Bunun en karakteristik örneklerinden biri İzmir’de saptanmıştır. Kahramanlar-Alsancak arasında kalan alanda yaşayan ve çalışanların temel niteliklerini saptayan bir araştırma tarafımdan yapılmıştır (*). Bu araştırmanın kimi bulgularını daha önce sizlerle paylaşmıştım (Aile: Kurumdan Eşler Ailesi Ayrılığa – Çalışma Ortamı Kasım Aralık 2001 Sayı: 59).

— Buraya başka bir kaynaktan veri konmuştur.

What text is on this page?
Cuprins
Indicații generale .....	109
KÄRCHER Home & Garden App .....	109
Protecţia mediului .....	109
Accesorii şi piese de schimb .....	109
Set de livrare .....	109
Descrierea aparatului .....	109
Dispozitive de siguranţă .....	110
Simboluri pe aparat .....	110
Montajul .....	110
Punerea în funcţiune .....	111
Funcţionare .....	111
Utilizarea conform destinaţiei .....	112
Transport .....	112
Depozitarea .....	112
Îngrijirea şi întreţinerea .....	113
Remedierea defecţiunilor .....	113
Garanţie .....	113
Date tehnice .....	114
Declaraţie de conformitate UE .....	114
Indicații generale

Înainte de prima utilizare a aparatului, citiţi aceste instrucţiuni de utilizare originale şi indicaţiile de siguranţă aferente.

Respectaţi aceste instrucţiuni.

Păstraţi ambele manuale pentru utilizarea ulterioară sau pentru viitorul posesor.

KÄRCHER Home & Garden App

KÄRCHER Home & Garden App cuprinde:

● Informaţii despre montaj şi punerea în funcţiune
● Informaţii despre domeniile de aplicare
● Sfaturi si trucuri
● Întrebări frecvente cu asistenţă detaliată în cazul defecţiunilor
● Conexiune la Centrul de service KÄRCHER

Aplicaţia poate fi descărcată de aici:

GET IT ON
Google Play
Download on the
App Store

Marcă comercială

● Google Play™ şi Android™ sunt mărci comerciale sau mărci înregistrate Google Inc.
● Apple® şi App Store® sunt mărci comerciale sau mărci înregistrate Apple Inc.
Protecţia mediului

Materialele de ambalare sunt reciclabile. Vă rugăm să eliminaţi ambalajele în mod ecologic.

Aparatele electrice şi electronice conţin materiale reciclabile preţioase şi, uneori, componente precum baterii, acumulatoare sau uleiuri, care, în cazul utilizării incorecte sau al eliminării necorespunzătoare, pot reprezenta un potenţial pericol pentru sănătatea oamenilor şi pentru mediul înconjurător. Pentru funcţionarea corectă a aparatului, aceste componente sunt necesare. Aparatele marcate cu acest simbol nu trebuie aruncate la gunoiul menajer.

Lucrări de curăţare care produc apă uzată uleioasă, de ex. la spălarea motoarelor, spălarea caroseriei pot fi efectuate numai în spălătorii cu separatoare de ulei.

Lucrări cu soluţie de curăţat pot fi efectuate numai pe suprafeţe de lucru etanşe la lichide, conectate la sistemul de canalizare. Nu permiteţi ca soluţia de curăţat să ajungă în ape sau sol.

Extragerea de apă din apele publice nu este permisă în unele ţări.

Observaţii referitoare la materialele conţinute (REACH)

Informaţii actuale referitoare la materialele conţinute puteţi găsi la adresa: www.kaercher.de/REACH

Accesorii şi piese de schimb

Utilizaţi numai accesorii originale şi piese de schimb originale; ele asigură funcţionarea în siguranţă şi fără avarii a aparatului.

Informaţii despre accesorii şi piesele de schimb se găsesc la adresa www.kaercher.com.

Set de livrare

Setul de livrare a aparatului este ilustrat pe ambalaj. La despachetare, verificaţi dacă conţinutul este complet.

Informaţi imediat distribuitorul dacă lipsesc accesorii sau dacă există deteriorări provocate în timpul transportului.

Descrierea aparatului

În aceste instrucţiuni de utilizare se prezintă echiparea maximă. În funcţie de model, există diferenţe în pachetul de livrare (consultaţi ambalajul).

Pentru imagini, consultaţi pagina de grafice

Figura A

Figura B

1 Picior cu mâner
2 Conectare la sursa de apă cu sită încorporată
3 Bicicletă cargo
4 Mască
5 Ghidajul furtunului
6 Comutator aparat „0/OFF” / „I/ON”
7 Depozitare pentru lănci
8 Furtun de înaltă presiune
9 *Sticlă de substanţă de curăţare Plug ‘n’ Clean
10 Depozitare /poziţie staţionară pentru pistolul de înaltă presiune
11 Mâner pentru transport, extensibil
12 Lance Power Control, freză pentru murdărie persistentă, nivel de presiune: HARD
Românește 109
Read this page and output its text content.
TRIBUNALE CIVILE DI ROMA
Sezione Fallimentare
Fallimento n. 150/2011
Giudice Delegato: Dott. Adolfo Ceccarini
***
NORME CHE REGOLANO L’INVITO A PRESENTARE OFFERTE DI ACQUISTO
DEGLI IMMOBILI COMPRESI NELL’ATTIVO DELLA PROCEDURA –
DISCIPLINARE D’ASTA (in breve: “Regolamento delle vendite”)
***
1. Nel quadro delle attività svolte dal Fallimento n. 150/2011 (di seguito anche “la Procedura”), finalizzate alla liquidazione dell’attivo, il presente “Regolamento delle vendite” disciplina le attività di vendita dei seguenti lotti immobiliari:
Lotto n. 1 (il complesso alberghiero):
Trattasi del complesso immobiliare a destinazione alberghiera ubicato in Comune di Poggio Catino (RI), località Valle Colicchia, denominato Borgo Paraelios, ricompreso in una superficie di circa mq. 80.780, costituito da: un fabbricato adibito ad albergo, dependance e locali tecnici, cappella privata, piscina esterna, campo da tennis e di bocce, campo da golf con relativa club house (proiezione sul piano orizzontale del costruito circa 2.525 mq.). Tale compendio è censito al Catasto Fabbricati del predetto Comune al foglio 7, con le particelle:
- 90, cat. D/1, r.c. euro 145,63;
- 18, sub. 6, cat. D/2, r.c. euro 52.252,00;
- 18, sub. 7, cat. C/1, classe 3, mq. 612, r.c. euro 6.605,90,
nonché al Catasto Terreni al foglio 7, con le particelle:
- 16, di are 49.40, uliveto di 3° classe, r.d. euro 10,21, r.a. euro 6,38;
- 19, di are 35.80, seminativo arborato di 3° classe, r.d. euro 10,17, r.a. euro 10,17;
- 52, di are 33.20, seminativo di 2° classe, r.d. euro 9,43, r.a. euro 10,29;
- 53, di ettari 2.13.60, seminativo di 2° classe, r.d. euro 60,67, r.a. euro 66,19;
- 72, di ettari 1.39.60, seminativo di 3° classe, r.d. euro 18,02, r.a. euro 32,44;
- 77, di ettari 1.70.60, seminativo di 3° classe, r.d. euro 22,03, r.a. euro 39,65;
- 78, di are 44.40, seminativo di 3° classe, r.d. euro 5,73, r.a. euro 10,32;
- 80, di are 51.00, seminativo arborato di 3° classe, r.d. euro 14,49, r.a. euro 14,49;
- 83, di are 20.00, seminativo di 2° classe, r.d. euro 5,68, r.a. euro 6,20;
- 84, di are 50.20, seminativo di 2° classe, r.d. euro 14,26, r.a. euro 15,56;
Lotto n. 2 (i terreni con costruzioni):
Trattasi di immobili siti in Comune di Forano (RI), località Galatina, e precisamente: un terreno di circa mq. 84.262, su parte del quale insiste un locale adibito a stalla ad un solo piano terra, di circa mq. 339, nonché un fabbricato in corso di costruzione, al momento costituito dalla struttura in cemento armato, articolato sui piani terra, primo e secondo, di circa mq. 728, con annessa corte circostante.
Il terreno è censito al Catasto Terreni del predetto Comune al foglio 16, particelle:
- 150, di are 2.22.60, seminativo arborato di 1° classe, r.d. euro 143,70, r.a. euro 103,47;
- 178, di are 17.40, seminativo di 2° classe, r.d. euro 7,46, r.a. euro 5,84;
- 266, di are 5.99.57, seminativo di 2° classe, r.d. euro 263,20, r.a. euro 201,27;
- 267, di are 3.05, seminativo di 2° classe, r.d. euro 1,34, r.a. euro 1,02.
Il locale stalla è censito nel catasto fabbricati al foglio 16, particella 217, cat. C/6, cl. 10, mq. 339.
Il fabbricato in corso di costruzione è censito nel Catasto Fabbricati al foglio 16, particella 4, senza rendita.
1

Bulgularımızı kısaca anımsayalım:
İşyeri ve konut birlikteliğinin bulunduğu Çınarlı, Ege, Umurbey, Turan, Hilal ve Bayraklı mahallelerinin deniz kıyısındaki konut ve işyerlerinde yapılmıştır. Verilerimiz, aileler ile yörede 10’dan fazla işçi çalıştıran işyeri sorumlularının gözlemlerinden oluşmaktadır. Aile temelinde hızlı bir dönüşüm vardır; bu mekanı terkeden ailelerin yerine çoğunlukla doğu ve güneydoğu Anadolu kökenli aileler taşınmaktadır.

Bu mahallelerde parçalanmış aile ile aile içi nüfussal dönüşümün yaşandığı çekirdek aile (yaşlı anne-baba ve dul-boşanmış kız-erkek çocuk ile torun/lar) oranı %41’e ulaşmakta. Bu nedenle hane başkanı olan genç kadın oranı yüksek. Bunun bir başka göstergesi dul-boşanmış kadın/erkek oranı=5 düzeyinde. Bölgede evliliğini sürdürebilen çiftler hızla azalmakta.

Bölgedeki nüfusun genç olmasına karşın, çoğunluğunun eğitimi (%70) ilköğretim düzeyinde. Bulara okur-yazar olmayanları eklediğimizde bu oran yükselmekte. Bu gençlerin, kentsel yaşamı sürdürecek bir meslekleri yok. Erkek nüfus daha çok günlük satış ve hizmet işleri ile değişik hurda toplama işinde çalışıyor. Kadınlar ise, lokanta vb yerlerde bulaşık yıkama ve temizlik işlerinde çalışmakta.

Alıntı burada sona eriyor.